Propos recueillis et traduits par Pascal Pinteau
Quelle a été votre toute première vision du film en termes de composition de l’image, d’atmosphère et de style de prises de vues ?
La première chose que je fais quand je commence à préparer un film consiste à composer toute la palette de couleurs des séquences. Je mobilise un mur entier de mon bureau, et je créé une sorte de longue mosaïque de couleur, de gauche à droite, dans le sens de la narration de l’histoire. Au début de Numéro Quatre, j’avais envie de dépeindre la Floride avec des bleus et des couleurs remplies d’espoir. Je voulais que l’on sente que notre héros commence à se sentir bien dans ce lieu et envisage d’y rester pour de bon. Quand tout cela lui échappe, je voulais que l’on utilise des tons gris et terreux, qui correspondent à son arrivée dans un autre endroit, sous la pluie, alors qu’il est triste d’avoir dû tout abandonner derrière lui, une fois de plus. Ensuite, quand il découvre peu à peu la petite ville dans laquelle il est arrivé, il retrouve le moral, et la palette de couleurs se réchauffe de plus en plus, jusqu’au moment où il sent vraiment « chez lui ». Ce n’est qu’au moment où ses pouvoirs se manifestent, et qu’il tombe amoureux, que toutes les couleurs surgissent. C’est une explosion de couleurs, parce qu’il accepte le fait d’être un guerrier. Et bien sûr, à la fin du film, les couleurs restent chaudes parce qu’elles reflètent les espoirs de nos héros. Quand j’ai engagé Guillermo Navarro (fidèle chef opérateur de Guillermo Del Toro, NDLR), et que je lui au montré le mur de couleur, il a été surpris et m’a demandé « Qu’est-ce que c’est ? » Quand je lui ai répondu « C’est notre film, toute la palette de couleurs de notre histoire ! », il m’a dit « Aahh, j’aime la façon dont vous travaillez…Je sais que nous allons être en phase émotionnellement ! »
Dans beaucoup de films récents destinés aux adolescents, la palette de couleurs a tendance à être désaturée…
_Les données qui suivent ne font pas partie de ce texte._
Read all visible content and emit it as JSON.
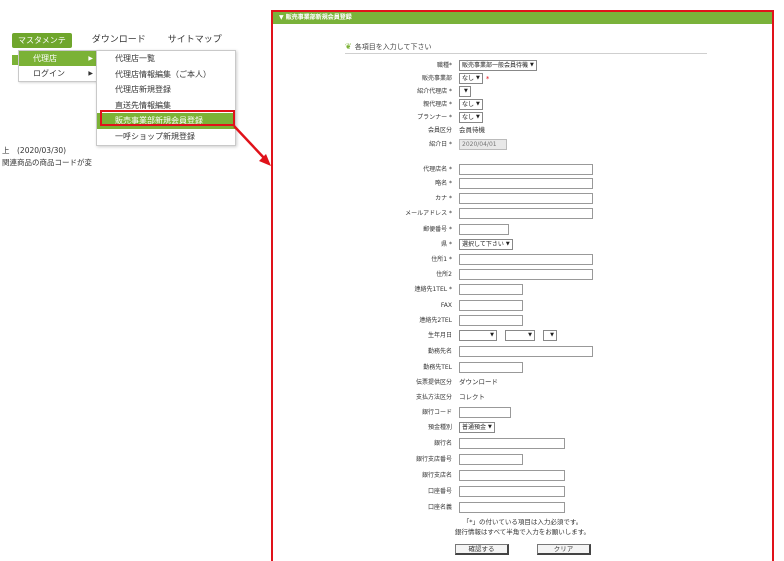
{
  "topnav": {
    "menu_button": "マスタメンテ",
    "download": "ダウンロード",
    "sitemap": "サイトマップ"
  },
  "submenu1": {
    "items": [
      {
        "label": "代理店"
      },
      {
        "label": "ログイン"
      }
    ]
  },
  "submenu2": {
    "items": [
      {
        "label": "代理店一覧"
      },
      {
        "label": "代理店情報編集（ご本人）"
      },
      {
        "label": "代理店新規登録"
      },
      {
        "label": "直送先情報編集"
      },
      {
        "label": "販売事業部新規会員登録"
      },
      {
        "label": "一呼ショップ新規登録"
      }
    ]
  },
  "left_text": {
    "date_line": "上　(2020/03/30)",
    "product_line": "関連商品の商品コードが変"
  },
  "panel": {
    "header": "▼ 販売事業部新規会員登録",
    "instruction": "各項目を入力して下さい"
  },
  "form": {
    "rank": {
      "label": "職種*",
      "value": "販売事業部一般会員待機"
    },
    "division": {
      "label": "販売事業部",
      "value": "なし"
    },
    "referral_agency": {
      "label": "紹介代理店 *",
      "value": ""
    },
    "parent_agency": {
      "label": "親代理店 *",
      "value": "なし"
    },
    "planner": {
      "label": "プランナー *",
      "value": "なし"
    },
    "member_category": {
      "label": "会員区分",
      "value": "会員待機"
    },
    "referral_date": {
      "label": "紹介日 *",
      "value": "2020/04/01"
    },
    "agency_name": {
      "label": "代理店名 *"
    },
    "short_name": {
      "label": "略名 *"
    },
    "kana": {
      "label": "カナ *"
    },
    "email": {
      "label": "メールアドレス *"
    },
    "postal": {
      "label": "郵便番号 *"
    },
    "prefecture": {
      "label": "県 *",
      "value": "選択して下さい"
    },
    "address1": {
      "label": "住所1 *"
    },
    "address2": {
      "label": "住所2"
    },
    "tel1": {
      "label": "連絡先1TEL *"
    },
    "fax": {
      "label": "FAX"
    },
    "tel2": {
      "label": "連絡先2TEL"
    },
    "birthday": {
      "label": "生年月日"
    },
    "workplace": {
      "label": "勤務先名"
    },
    "workplace_tel": {
      "label": "勤務先TEL"
    },
    "doc_delivery": {
      "label": "伝票提供区分",
      "value": "ダウンロード"
    },
    "payment": {
      "label": "支払方法区分",
      "value": "コレクト"
    },
    "bank_code": {
      "label": "銀行コード"
    },
    "deposit_type": {
      "label": "預金種別",
      "value": "普通預金"
    },
    "bank_name": {
      "label": "銀行名"
    },
    "branch_code": {
      "label": "銀行支店番号"
    },
    "branch_name": {
      "label": "銀行支店名"
    },
    "account_number": {
      "label": "口座番号"
    },
    "account_holder": {
      "label": "口座名義"
    }
  },
  "notes": {
    "line1": "「*」の付いている項目は入力必須です。",
    "line2": "銀行情報はすべて半角で入力をお願いします。"
  },
  "buttons": {
    "confirm": "確認する",
    "clear": "クリア"
  },
  "colors": {
    "accent_green": "#7bb236",
    "highlight_red": "#e0121a"
  }
}
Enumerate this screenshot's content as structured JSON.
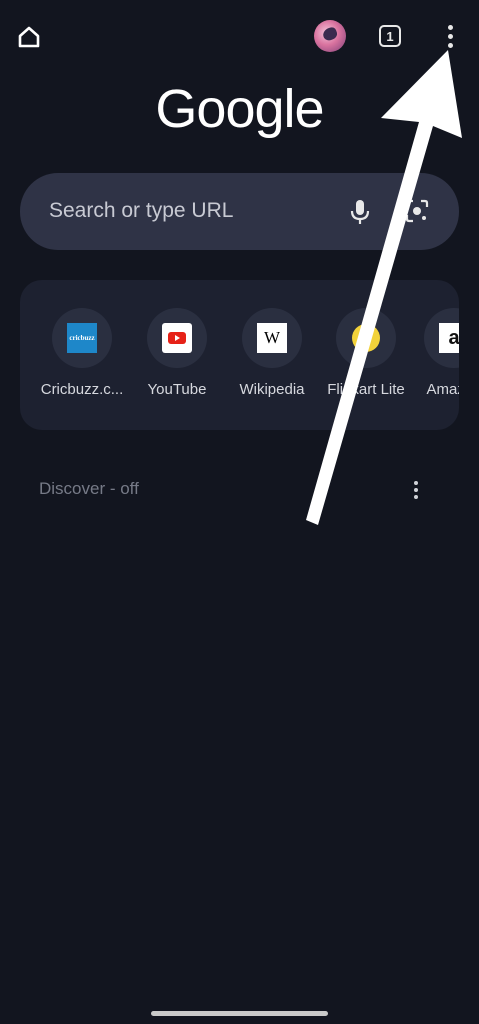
{
  "toolbar": {
    "home_icon": "home-icon",
    "tab_count": "1",
    "menu_icon": "more-vert-icon"
  },
  "logo": {
    "text": "Google"
  },
  "search": {
    "placeholder": "Search or type URL",
    "mic_icon": "mic-icon",
    "lens_icon": "lens-icon"
  },
  "shortcuts": [
    {
      "label": "Cricbuzz.c...",
      "icon": "cricbuzz-icon",
      "icon_text": "cricbuzz"
    },
    {
      "label": "YouTube",
      "icon": "youtube-icon"
    },
    {
      "label": "Wikipedia",
      "icon": "wikipedia-icon",
      "icon_text": "W"
    },
    {
      "label": "Flipkart Lite",
      "icon": "flipkart-icon"
    },
    {
      "label": "Amazon",
      "icon": "amazon-icon",
      "icon_text": "a"
    }
  ],
  "discover": {
    "label": "Discover - off"
  },
  "colors": {
    "background": "#12151f",
    "search_bg": "#2f3346",
    "shortcuts_bg": "#1d2130",
    "arrow": "#ffffff"
  }
}
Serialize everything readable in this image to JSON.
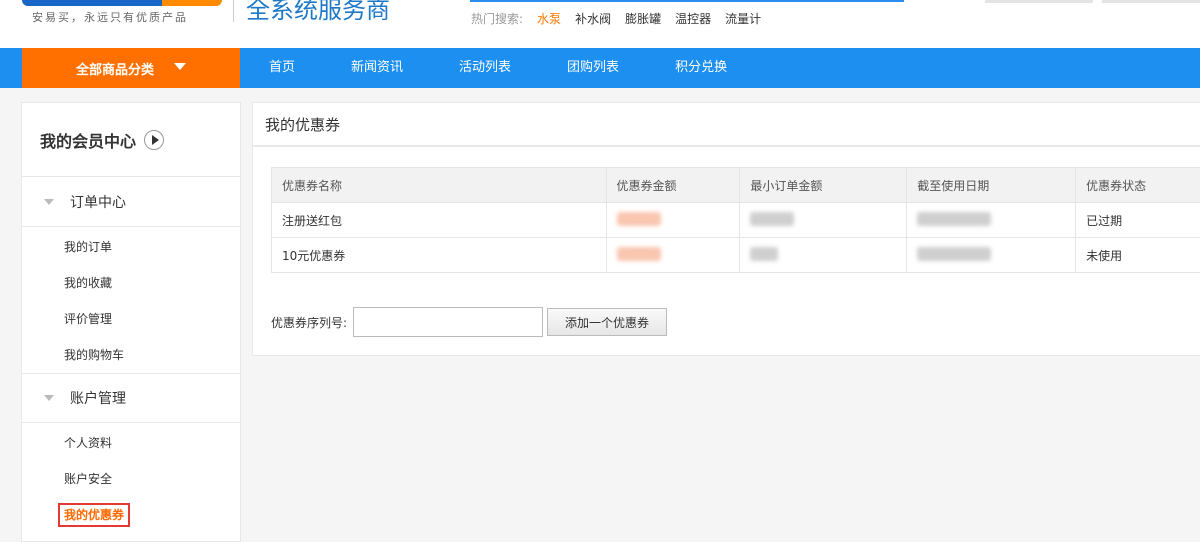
{
  "header": {
    "slogan": "安易买，永远只有优质产品",
    "brand": "全系统服务商",
    "hot_search": {
      "label": "热门搜索:",
      "keywords": [
        "水泵",
        "补水阀",
        "膨胀罐",
        "温控器",
        "流量计"
      ],
      "highlight_color": "#ff7a00"
    }
  },
  "nav": {
    "category_label": "全部商品分类",
    "items": [
      "首页",
      "新闻资讯",
      "活动列表",
      "团购列表",
      "积分兑换"
    ],
    "bar_color": "#1c8ff0",
    "category_color": "#ff7000"
  },
  "sidebar": {
    "title": "我的会员中心",
    "groups": [
      {
        "label": "订单中心",
        "items": [
          "我的订单",
          "我的收藏",
          "评价管理",
          "我的购物车"
        ]
      },
      {
        "label": "账户管理",
        "items": [
          "个人资料",
          "账户安全",
          "我的优惠券"
        ]
      }
    ],
    "active_item": "我的优惠券"
  },
  "main": {
    "title": "我的优惠券",
    "table": {
      "headers": [
        "优惠券名称",
        "优惠券金额",
        "最小订单金额",
        "截至使用日期",
        "优惠券状态"
      ],
      "rows": [
        {
          "name": "注册送红包",
          "status": "已过期"
        },
        {
          "name": "10元优惠券",
          "status": "未使用"
        }
      ]
    },
    "serial_label": "优惠券序列号:",
    "serial_value": "",
    "add_button": "添加一个优惠券"
  }
}
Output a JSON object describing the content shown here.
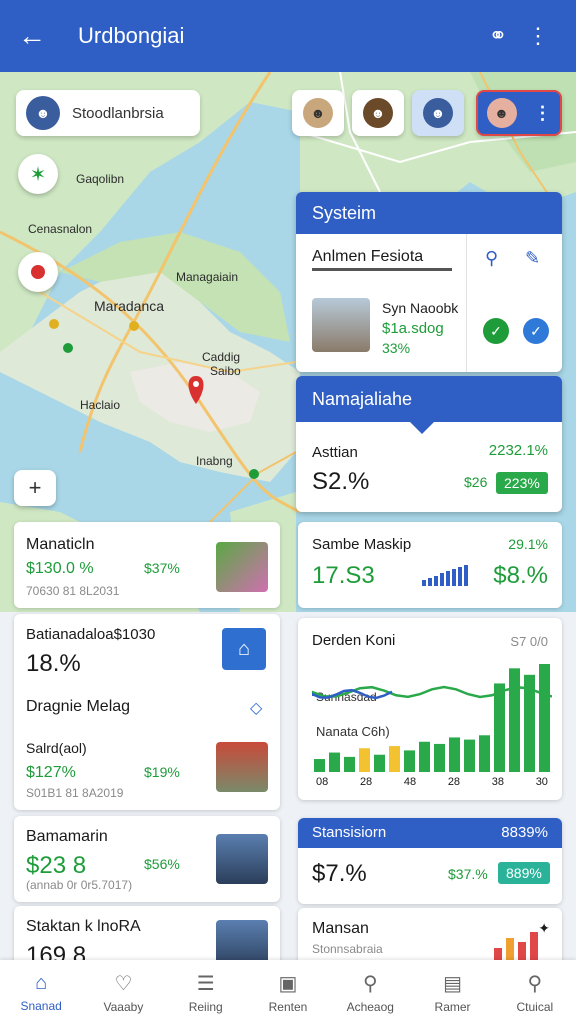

Oui, je l’ai remarqué, et je trouve cela dommage, car c’est presque devenu un cliché, pour donner un côté « branché » au film. Je suis très fier qu’à la fin de Numéro Quatre, nous utilisions une palette de couleurs très riche et très saturée.
Pourriez-vous nous citer un ou deux conseils précis que vous ont donnés Steven Spielberg et Michael Bay pendant la production du film ?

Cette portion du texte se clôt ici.